9 out of 10 Singaporeans look to career coaching for better performance
But they won't settle for an inexperienced coach as 36% of employees under the age of 35 greatly value the coach's knowledge and expertis.
Career coaching is the key to creating a more productive Singapore workforce, according to a global survey by the world’s leading specialist recruitment firm Robert Half.
The survey shows that the workforce in Singapore responds better to coaching in the workplace than employees in any other country. The survey of 6,000 employees in 12 countries included more than 500 from Singapore.
A high 95 per cent of respondents said career coaching improves their job performance, compared to the global average of 78 per cent. Singapore topped the list of countries that benefit from career coaching, ahead of Brazil (94 per cent), Hong Kong (88 per cent) and Australia (85 per cent).
Singapore also ranks at the top of the global list of employees who find career coaching boosts their job satisfaction, with 97 per cent saying having a good coach is important to being a happy employee. While Brazilian employees are the most motivated by workplace coaching (88 per cent) Singapore employees came a close second, with 84 per cent feeling more motivated after receiving appropriate career guidance.
According to Ms Stella Tang, Director of Robert Half Singapore, workplace coaching can unlock the productivity of a workforce.
“More than any other country, Singaporeans respond favourably to workplace coaching. It can improve performance, increase job satisfaction and make employees more motivated to contribute to the organisation.”
“The positive response to workplace coaching also suggests that employers in Singapore can use coaching as a means of improving their company’s productivity.”
“As companies continue to be tasked to do more with less, embracing and cultivating effective leaders and career coaches will not only get the most from their existing teams, but will earn the company the reputation as a great place to work, helping their attraction and retention strategies,” Ms Tang said.
Ms Tang suggested more experienced employees have a crucial role to play in providing coaching to less experienced staff. “With their years of experience, more seasoned employees have a golden pool of knowledge that can be used to help develop and grow a colleague’s career.”

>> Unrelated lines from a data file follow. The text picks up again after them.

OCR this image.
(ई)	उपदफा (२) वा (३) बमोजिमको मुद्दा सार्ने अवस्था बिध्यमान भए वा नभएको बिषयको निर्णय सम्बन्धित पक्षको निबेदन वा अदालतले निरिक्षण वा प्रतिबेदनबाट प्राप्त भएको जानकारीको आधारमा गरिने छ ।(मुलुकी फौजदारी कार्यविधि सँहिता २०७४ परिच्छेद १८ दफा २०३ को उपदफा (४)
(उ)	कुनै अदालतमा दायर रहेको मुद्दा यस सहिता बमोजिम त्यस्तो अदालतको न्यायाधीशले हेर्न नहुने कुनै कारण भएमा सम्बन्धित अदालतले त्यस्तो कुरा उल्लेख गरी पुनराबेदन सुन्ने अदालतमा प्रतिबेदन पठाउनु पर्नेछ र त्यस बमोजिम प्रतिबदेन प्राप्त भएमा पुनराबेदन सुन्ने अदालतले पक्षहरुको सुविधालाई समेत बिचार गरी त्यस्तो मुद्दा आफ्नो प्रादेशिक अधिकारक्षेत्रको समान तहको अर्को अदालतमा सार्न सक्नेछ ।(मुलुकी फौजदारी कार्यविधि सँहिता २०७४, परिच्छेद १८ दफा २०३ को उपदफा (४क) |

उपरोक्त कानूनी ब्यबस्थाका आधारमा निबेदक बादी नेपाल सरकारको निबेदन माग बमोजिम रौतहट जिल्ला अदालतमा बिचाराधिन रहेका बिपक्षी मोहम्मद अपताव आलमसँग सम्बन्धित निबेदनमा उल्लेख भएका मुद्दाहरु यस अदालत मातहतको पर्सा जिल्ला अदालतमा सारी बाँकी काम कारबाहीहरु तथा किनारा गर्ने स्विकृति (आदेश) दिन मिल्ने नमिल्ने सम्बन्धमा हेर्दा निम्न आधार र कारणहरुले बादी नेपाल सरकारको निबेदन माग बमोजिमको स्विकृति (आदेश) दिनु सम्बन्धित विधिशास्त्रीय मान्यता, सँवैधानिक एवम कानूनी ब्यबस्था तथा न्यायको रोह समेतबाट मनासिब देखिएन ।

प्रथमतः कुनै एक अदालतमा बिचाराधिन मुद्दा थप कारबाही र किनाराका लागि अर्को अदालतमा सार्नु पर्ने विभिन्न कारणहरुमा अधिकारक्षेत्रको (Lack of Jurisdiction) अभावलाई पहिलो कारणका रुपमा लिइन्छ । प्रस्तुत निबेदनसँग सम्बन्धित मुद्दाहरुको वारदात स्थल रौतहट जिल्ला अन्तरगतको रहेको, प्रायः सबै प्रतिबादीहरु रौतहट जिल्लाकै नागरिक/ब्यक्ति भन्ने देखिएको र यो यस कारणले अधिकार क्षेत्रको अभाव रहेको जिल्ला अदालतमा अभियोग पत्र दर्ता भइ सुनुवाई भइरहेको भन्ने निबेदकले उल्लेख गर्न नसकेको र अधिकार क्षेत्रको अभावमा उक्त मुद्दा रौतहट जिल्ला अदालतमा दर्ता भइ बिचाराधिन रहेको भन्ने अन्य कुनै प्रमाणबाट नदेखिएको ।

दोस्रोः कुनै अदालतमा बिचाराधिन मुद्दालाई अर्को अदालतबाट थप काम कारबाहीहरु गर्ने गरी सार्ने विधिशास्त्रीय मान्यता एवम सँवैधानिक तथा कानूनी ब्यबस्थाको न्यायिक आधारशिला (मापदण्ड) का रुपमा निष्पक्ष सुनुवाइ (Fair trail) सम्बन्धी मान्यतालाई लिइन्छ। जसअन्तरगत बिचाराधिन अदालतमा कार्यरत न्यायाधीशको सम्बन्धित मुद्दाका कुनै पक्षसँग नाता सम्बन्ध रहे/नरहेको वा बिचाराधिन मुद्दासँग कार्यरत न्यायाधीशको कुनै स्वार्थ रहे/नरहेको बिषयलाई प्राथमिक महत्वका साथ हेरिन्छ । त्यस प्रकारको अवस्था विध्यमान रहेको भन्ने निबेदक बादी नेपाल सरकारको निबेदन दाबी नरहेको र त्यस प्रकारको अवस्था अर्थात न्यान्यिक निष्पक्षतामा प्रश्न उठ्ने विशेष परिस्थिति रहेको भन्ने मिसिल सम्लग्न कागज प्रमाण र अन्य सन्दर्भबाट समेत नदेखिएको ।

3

Employees in Singapore are generally happy with the coaching they receive at work, with 69 percent expressing satisfaction, compared to 56 per cent globally.
COACHING BY GENERATION
When asked what qualities they look for in a workplace career coach, the views of the respondents in Singapore differ according to their age group. While 36 per cent of employees under the age of 35 greatly value the knowledge and expertise of the coach, only 26 per cent of employees older than 35 look for this quality.
In contrast, employees older than 35 place a greater value on mutual trust and respect than employees under 32 do – 25 per cent compared to 20 per cent.
As Ms Tang explains: “Younger employees in Singapore see their coach as a teacher, passing on knowledge and skills they have acquired through experience. Young people want to progress in their careers and see learning from a coach as a way of doing this.”
“For those who are more experienced, the role of the coach takes a different form. The coach becomes a trusted confidante that listens and provides objective feedback on the ideas and decisions of the employee.”
“As the needs of employees differ according to their age, employers need to adapt and provide different coaching to different employees if they want to get the best results,” Ms Tang said.